Le darknet est souvent représenté par un iceberg dont la partie visible serait l’internet classique soit le web auquel les utilisateurs ont accès librement. Le darknet serait toute la partie immergée représentant des réseaux parallèles chiffrés.
Plongeons-nous dans la relation entre le darknet et le Bitcoin pour comprendre les raisons de cet inévitable rapprochement.
L'anonymat au cœur de la relation entre darknet et Bitcoin
L’argument principal incitant à se rendre sur le darknet réside dans son format anonyme. En effet, le darknet ne relie pas directement l’utilisateur au service souhaité.

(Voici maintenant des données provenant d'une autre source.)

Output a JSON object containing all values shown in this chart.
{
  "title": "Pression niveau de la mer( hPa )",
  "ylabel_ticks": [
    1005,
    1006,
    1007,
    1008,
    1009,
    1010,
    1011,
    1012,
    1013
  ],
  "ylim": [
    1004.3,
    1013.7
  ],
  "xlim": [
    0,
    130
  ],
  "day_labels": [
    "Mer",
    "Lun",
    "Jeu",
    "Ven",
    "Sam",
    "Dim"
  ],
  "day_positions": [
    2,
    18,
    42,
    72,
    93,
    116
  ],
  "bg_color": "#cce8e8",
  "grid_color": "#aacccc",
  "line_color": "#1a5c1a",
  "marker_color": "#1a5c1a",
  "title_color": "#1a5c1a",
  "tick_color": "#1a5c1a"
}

Il le fait passer, à l’instar d’un VPN, par des intermédiaires afin de préserver efficacement son anonymat.
Les GAFA (Google, Amazon, Facebook, Apple) sont souvent pointés du doigt sur le web en raison de leur immixtion dans la vie privée de millions de citoyens grâce aux données collectées.
Edward Snowden, célèbre pour avoir révélé au grand public l’espionnage de masse réalisé par les États-Unis et auteur de nombreux livres dont Mémoires vives, explique au détour d’une page que « si défendre votre vie privée ne vous intéresse pas, parce que vous n’avez rien à cacher, alors cela revient à dire que vous êtes indifférent à la liberté d’expression parce que vous n’avez rien à dire ».
Les défenseurs de l’utilité du darknet sont pleinement conscients de la nécessité de préserver la vie privée. Ils voient dans le Bitcoin une alternative efficace au système monétaire pour s’affranchir de la surveillance des États.
L'ambiguïté entre criminalités, darknet et Bitcoin
L’ambiguïté permanente entre le darknet et le Bitcoin est notamment due à un site de marché noir lancé sur le darknet (sur le réseau Tor) en février 2011 appelé Silk Road. L’histoire de ce site créé par Ross Ulbricht sous le pseudonyme de DPR pour Dread Pirate Roberts est fascinante.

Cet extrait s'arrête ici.